The liabilities included in the estimate for future salaries should be included in the plans with benefits that are based on salary levels. This would provide entities with present liability based in part on future salaries but have not been earned yet. This would be essential in the delivery of a substantial improvement in the understandability, usefulness, and transparency of the balance sheet. The board can also work to eliminate the smoothing mechanism of income statement which requires companies to report directly in the income statement actual asset returns in addition to the gains and losses. However, this may provide room for an inadequate sound conceptual basis for smoothing reported earnings and to addressing the volatility in corporate earnings from non-operating activities that would emanate if the smoothing were eliminated. Moreover, for partially and fully-funded plans, an entity should consolidate the pension or postretirement benefits trust in its financial statements.

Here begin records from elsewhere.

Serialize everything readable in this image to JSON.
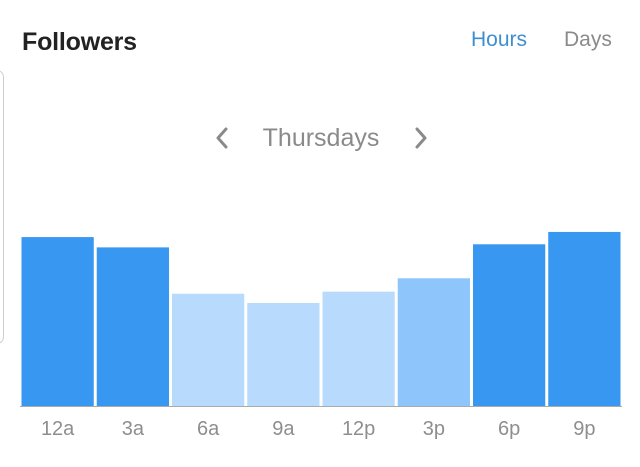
{
  "header": {
    "title": "Followers",
    "tabs": [
      {
        "label": "Hours",
        "active": true
      },
      {
        "label": "Days",
        "active": false
      }
    ]
  },
  "navigator": {
    "prev_icon": "chevron-left-icon",
    "label": "Thursdays",
    "next_icon": "chevron-right-icon"
  },
  "colors": {
    "title": "#222222",
    "tab_active": "#3e8fd1",
    "tab_inactive": "#8a8a8a",
    "nav": "#8a8a8a",
    "axis": "#aaaaaa",
    "tick_label": "#8e8e8e",
    "bar_high": "#3897f0",
    "bar_mid": "#8ec5fa",
    "bar_low": "#b8dbfd"
  },
  "chart_data": {
    "type": "bar",
    "categories": [
      "12a",
      "3a",
      "6a",
      "9a",
      "12p",
      "3p",
      "6p",
      "9p"
    ],
    "values": [
      164,
      154,
      109,
      100,
      111,
      124,
      157,
      169
    ],
    "intensity": [
      "high",
      "high",
      "low",
      "low",
      "low",
      "mid",
      "high",
      "high"
    ],
    "ylim": [
      0,
      200
    ],
    "grid": false
  }
}
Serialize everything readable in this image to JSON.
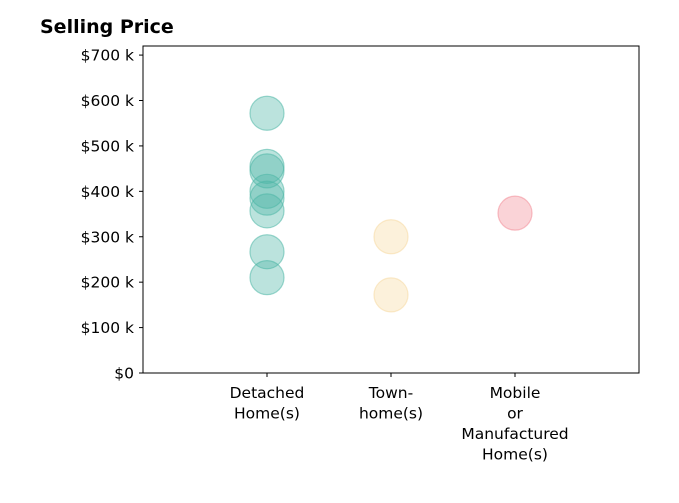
{
  "chart_data": {
    "type": "scatter",
    "title": "Selling Price",
    "xlabel": "",
    "ylabel": "",
    "categories": [
      [
        "Detached",
        "Home(s)"
      ],
      [
        "Town-",
        "home(s)"
      ],
      [
        "Mobile",
        "or",
        "Manufactured",
        "Home(s)"
      ]
    ],
    "y_ticks": [
      {
        "value": 0,
        "label": "$0"
      },
      {
        "value": 100000,
        "label": "$100 k"
      },
      {
        "value": 200000,
        "label": "$200 k"
      },
      {
        "value": 300000,
        "label": "$300 k"
      },
      {
        "value": 400000,
        "label": "$400 k"
      },
      {
        "value": 500000,
        "label": "$500 k"
      },
      {
        "value": 600000,
        "label": "$600 k"
      },
      {
        "value": 700000,
        "label": "$700 k"
      }
    ],
    "ylim": [
      0,
      720000
    ],
    "grid": false,
    "series": [
      {
        "category": 0,
        "color": "#4db6a6",
        "values": [
          572000,
          455000,
          445000,
          400000,
          385000,
          357000,
          267000,
          210000
        ]
      },
      {
        "category": 1,
        "color": "#f6d9a0",
        "values": [
          300000,
          172000
        ]
      },
      {
        "category": 2,
        "color": "#f28b96",
        "values": [
          352000
        ]
      }
    ]
  }
}
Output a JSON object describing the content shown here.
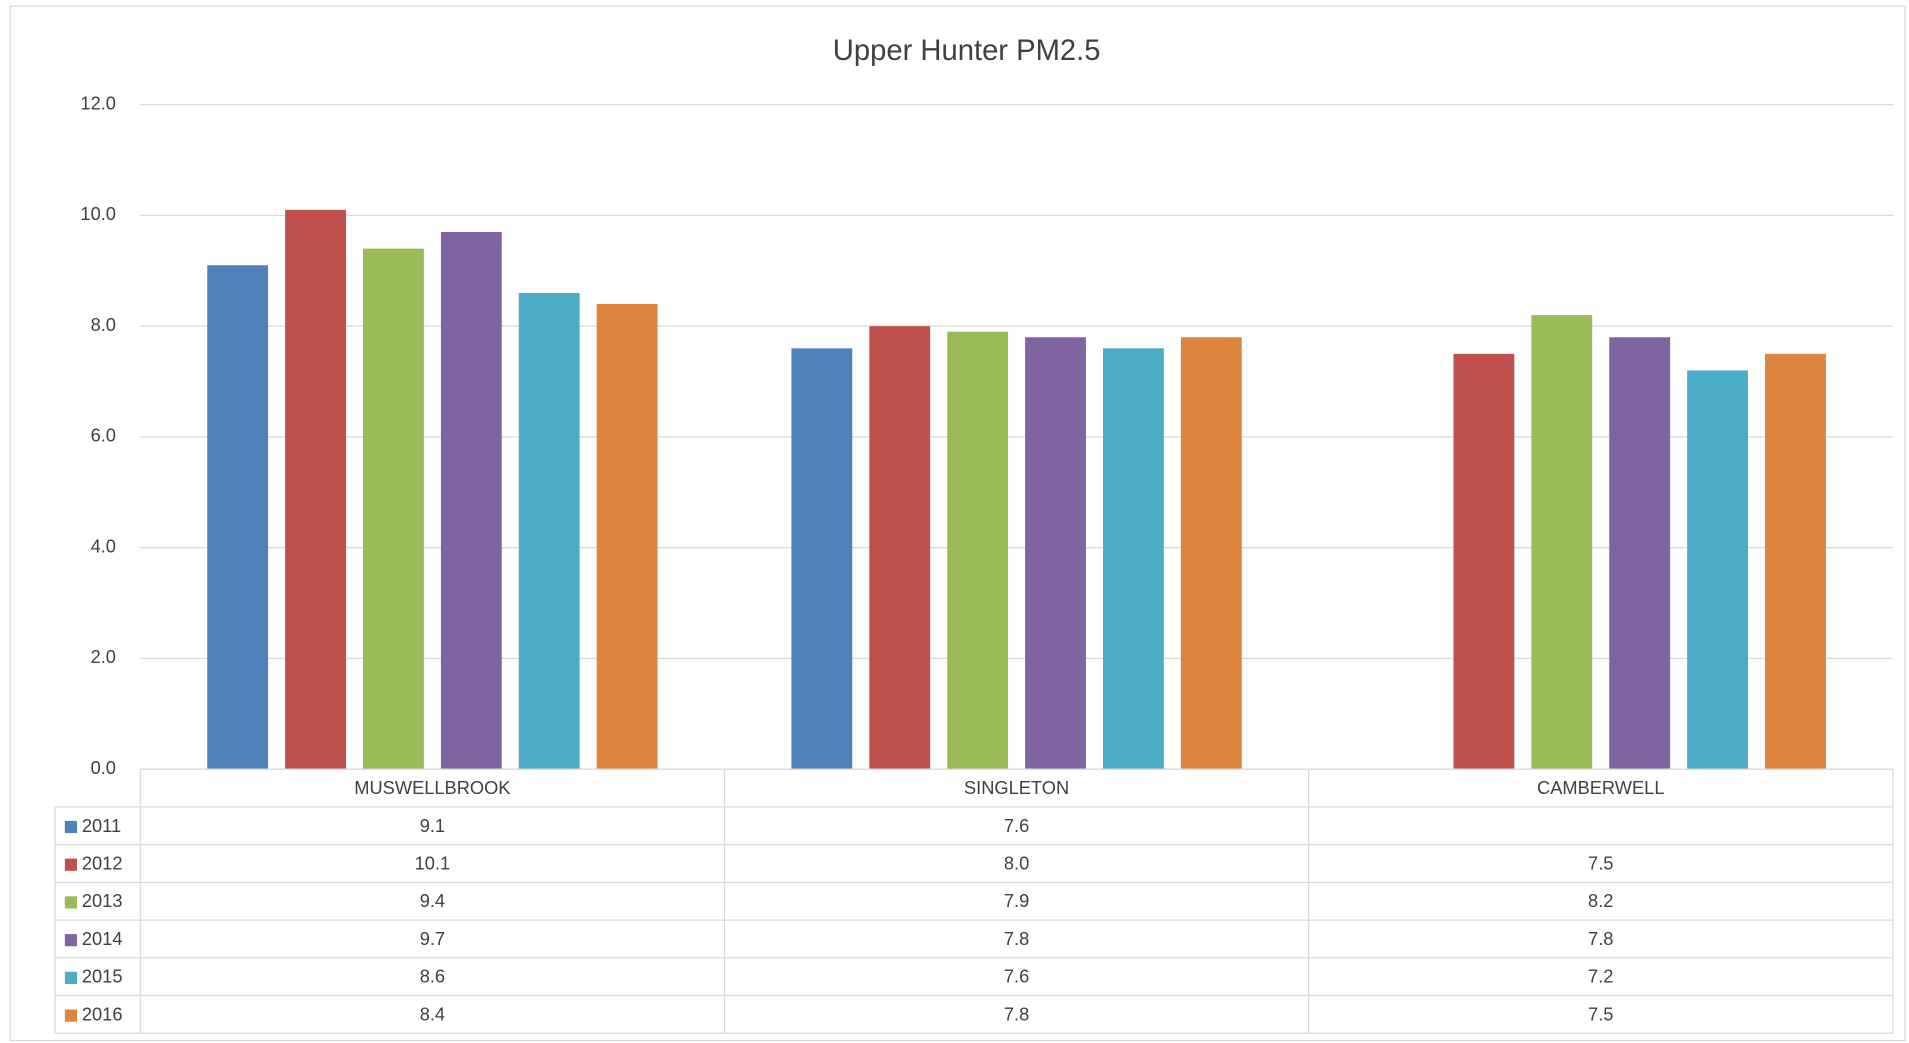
{
  "chart_data": {
    "type": "bar",
    "title": "Upper Hunter PM2.5",
    "categories": [
      "MUSWELLBROOK",
      "SINGLETON",
      "CAMBERWELL"
    ],
    "series": [
      {
        "name": "2011",
        "color": "#4f81bd",
        "values": [
          9.1,
          7.6,
          null
        ],
        "value_labels": [
          "9.1",
          "7.6",
          null
        ]
      },
      {
        "name": "2012",
        "color": "#c0504d",
        "values": [
          10.1,
          8.0,
          7.5
        ],
        "value_labels": [
          "10.1",
          "8.0",
          "7.5"
        ]
      },
      {
        "name": "2013",
        "color": "#9bbb59",
        "values": [
          9.4,
          7.9,
          8.2
        ],
        "value_labels": [
          "9.4",
          "7.9",
          "8.2"
        ]
      },
      {
        "name": "2014",
        "color": "#8064a2",
        "values": [
          9.7,
          7.8,
          7.8
        ],
        "value_labels": [
          "9.7",
          "7.8",
          "7.8"
        ]
      },
      {
        "name": "2015",
        "color": "#4bacc6",
        "values": [
          8.6,
          7.6,
          7.2
        ],
        "value_labels": [
          "8.6",
          "7.6",
          "7.2"
        ]
      },
      {
        "name": "2016",
        "color": "#dd843f",
        "values": [
          8.4,
          7.8,
          7.5
        ],
        "value_labels": [
          "8.4",
          "7.8",
          "7.5"
        ]
      }
    ],
    "ylim": [
      0,
      12
    ],
    "yticks": [
      {
        "value": 0,
        "label": "0.0"
      },
      {
        "value": 2,
        "label": "2.0"
      },
      {
        "value": 4,
        "label": "4.0"
      },
      {
        "value": 6,
        "label": "6.0"
      },
      {
        "value": 8,
        "label": "8.0"
      },
      {
        "value": 10,
        "label": "10.0"
      },
      {
        "value": 12,
        "label": "12.0"
      }
    ],
    "grid": true
  }
}
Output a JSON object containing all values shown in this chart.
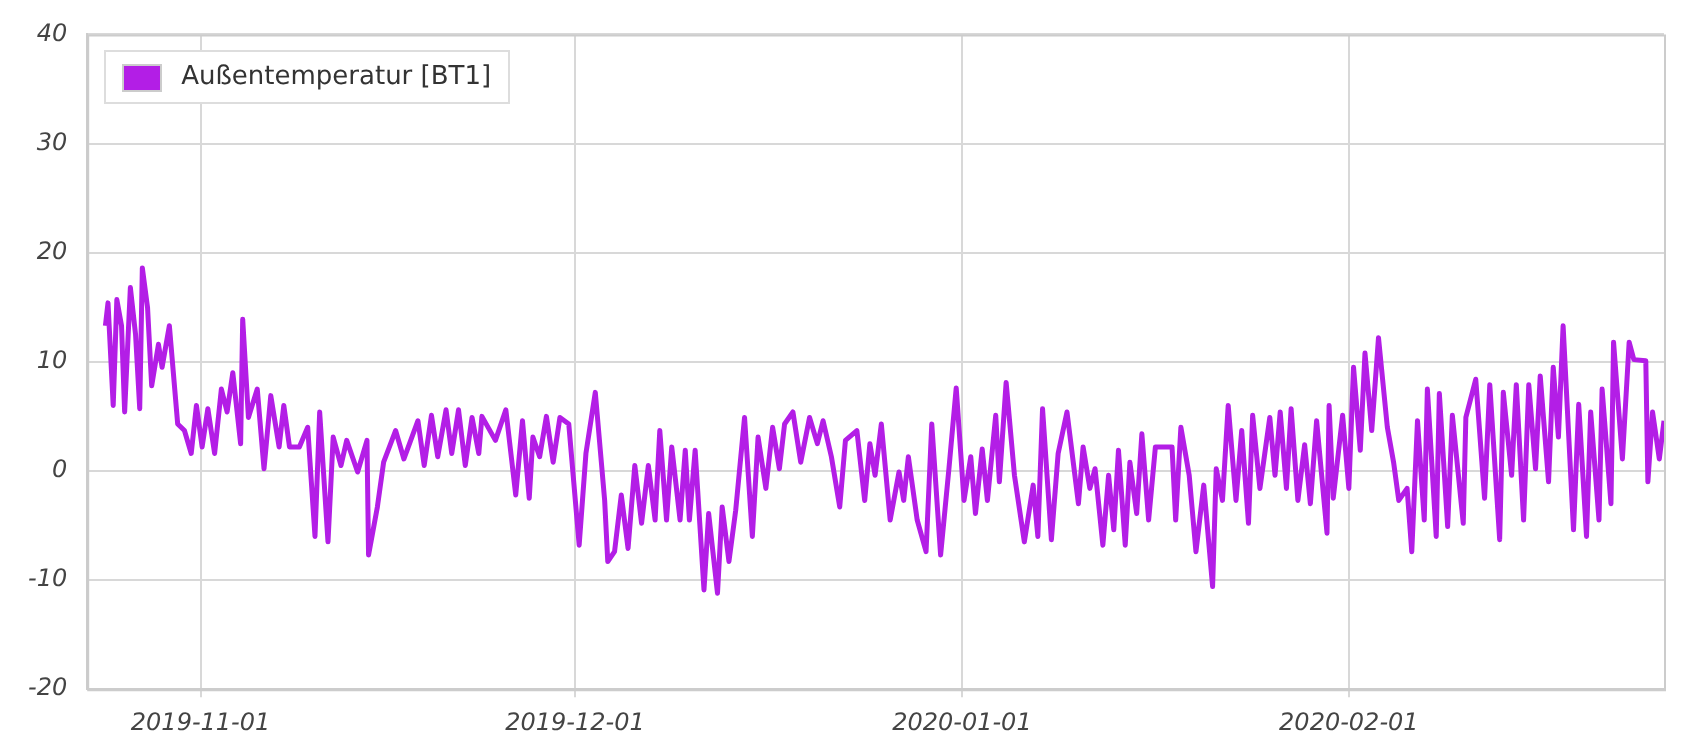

This would work to present the pension liability and consolidate the concepts and report the pension assets separately on the balance sheet rather than after net liability or asset presentation.
Argument and Correspondence
The accounting for pension and other postretirement benefits obligations should entail the use of various assumptions, for instance, the disability rate, the average length of service, retirement age, the employee turnover rate, and the salary and wage increase rate. As a result, health care cost trend rate, the rate of return on plan assets, the discount rate, and mortality, should be included in the financial statement disclosure as well as the MD&A disclosure requirements for the health care cost trend rate, rate of return on plan assets, and discount rate. The chief financial officer should, when selecting assumptions, focus on the consistency and appropriateness of the underlying approach in addition to the adequacy of supportive accounting documentation that provides the amount of disclosure required by the FASB standards.
The entities should set a sufficient amount of time to gather the necessary information and thus perform actuarial calculations to meet the deadlines for the year-end reporting. This would be important in allowing the companies to measure plan assets and benefits obligations as of the date of the financial statements instead of proceeding with the existing practice of permitting an alternative measurement date of three months before the date of the financial statements. It would also be important for the management to ensure an increased accountability through accurate measurement, recording and reporting of postretirement benefits to boost the commitments to employees and to allow the benefits of economic sense for the company.